## Data Analytics using pandas

In [1]:
# importing library

import pandas as pd

In [60]:
# importing music file

music = pd.read_csv('music.csv')

### Basics Filtering

In [61]:
# filter music who's artist is from UK

uk_artist = music[music['country'] == 'UK']
uk_artist

Unnamed: 0,artist,country,plays,genre
0,The Beatles,UK,150,rock
1,Pink Floyd,UK,10000,rock


In [62]:
# another way

music[music.country == 'UK']

Unnamed: 0,artist,country,plays,genre
0,The Beatles,UK,150,rock
1,Pink Floyd,UK,10000,rock


### Multiple filters

We want to filter the “music” DataFrame to select only the rock genre who have 200 plays or more.

In [63]:
rock_200 = music[(music['genre'] == 'rock') & (music['plays'] >= 200)]
rock_200

Unnamed: 0,artist,country,plays,genre
1,Pink Floyd,UK,10000,rock
3,Cairokee,Egypt,200,rock
4,ACDC,US,250,rock
5,The Doors,US,1000,rock
6,Poets of The Fall,Finland,250,rock


In [64]:
rock_200_250 = music[(music['genre'] == 'rock') & (music['plays'] > 200) & (music['plays'] <= 500)]
rock_200_250

Unnamed: 0,artist,country,plays,genre
4,ACDC,US,250,rock
6,Poets of The Fall,Finland,250,rock


### Negation

you are trying to filter artists outside the UK

In [65]:
# one way

outside_uk = music[~(music['country'] == 'UK')]
outside_uk

Unnamed: 0,artist,country,plays,genre
2,Metallica,US,500,metal
3,Cairokee,Egypt,200,rock
4,ACDC,US,250,rock
5,The Doors,US,1000,rock
6,Poets of The Fall,Finland,250,rock


In [66]:
# another way

outside_uk = music[music['country'] != 'UK']
outside_uk

Unnamed: 0,artist,country,plays,genre
2,Metallica,US,500,metal
3,Cairokee,Egypt,200,rock
4,ACDC,US,250,rock
5,The Doors,US,1000,rock
6,Poets of The Fall,Finland,250,rock


## Challenge: Multiple Filters

Problem definition#
A music label wants to evaluate the success of its artists in the past month. However, it is unfair to evaluate based on play count across different countries. The music label would like to view at the same time:

Artists outside the UK who have > 100 plays
Artists inside the UK who have > 200 plays

In [67]:
out = music[(~(music['country'] == 'UK') & (music['plays'] >100)) | ((music['country'] == 'UK') & (music['plays'] > 200))]
out['artist']

1           Pink Floyd
2            Metallica
3             Cairokee
4                 ACDC
5            The Doors
6    Poets of The Fall
Name: artist, dtype: object

### Filtering by a List/String Filters

In this example, you want to filter artists who originate from either the US or the UK

In [68]:
country_list = list(['US','UK'])
out = music[music['country'].isin(country_list)]
out

Unnamed: 0,artist,country,plays,genre
0,The Beatles,UK,150,rock
1,Pink Floyd,UK,10000,rock
2,Metallica,US,500,metal
4,ACDC,US,250,rock
5,The Doors,US,1000,rock


Example: Filtering artists whose name starts with `The`

In [69]:
out = music[music['artist'].str.startswith('The')]
out

Unnamed: 0,artist,country,plays,genre
0,The Beatles,UK,150,rock
5,The Doors,US,1000,rock


In [70]:
music[music['artist'].str.contains('Met')]

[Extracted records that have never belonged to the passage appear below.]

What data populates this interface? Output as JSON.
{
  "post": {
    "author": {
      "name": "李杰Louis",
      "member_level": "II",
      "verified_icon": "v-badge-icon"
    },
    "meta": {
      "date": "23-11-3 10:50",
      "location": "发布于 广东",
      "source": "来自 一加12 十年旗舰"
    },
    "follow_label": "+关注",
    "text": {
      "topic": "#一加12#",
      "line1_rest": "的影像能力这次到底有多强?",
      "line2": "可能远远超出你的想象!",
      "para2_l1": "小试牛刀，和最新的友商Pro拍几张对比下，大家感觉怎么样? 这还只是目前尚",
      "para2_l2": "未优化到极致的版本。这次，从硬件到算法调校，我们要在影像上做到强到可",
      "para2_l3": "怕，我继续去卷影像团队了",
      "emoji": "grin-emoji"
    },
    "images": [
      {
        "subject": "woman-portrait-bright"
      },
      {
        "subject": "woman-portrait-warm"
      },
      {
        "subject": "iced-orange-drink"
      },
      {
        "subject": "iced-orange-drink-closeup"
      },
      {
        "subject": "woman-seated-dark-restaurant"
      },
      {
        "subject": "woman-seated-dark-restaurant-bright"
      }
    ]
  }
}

Unnamed: 0,artist,country,plays,genre
2,Metallica,US,500,metal


Your music data analyst is getting more curious; they want to know a list of all artists from the UK or Finland whose name contains the word The.

In [71]:
artist_list = list(['UK','Finland'])
out = music[(music['artist'].isin(artist_list)) | (music['artist'].str.contains('The'))]
out

Unnamed: 0,artist,country,plays,genre
0,The Beatles,UK,150,rock
5,The Doors,US,1000,rock
6,Poets of The Fall,Finland,250,rock


### Problem Definition
<br> Your music analyst is getting more selective about the countries of origin of artists. They want to exclude artists from the UK or Finland, with the exception of still returning artists who have >= 10000 plays.

In [84]:
country_list = ['UK','Finland']
out = music[~(music['country'].isin(country_list)) | (music['plays'] >= 10000)]
list(out['artist'].values)

['Pink Floyd', 'Metallica', 'Cairokee', 'ACDC', 'The Doors']

In [78]:
music

Unnamed: 0,artist,country,plays,genre
0,The Beatles,UK,150,rock
1,Pink Floyd,UK,10000,rock
2,Metallica,US,500,metal
3,Cairokee,Egypt,200,rock
4,ACDC,US,250,rock
5,The Doors,US,1000,rock
6,Poets of The Fall,Finland,250,rock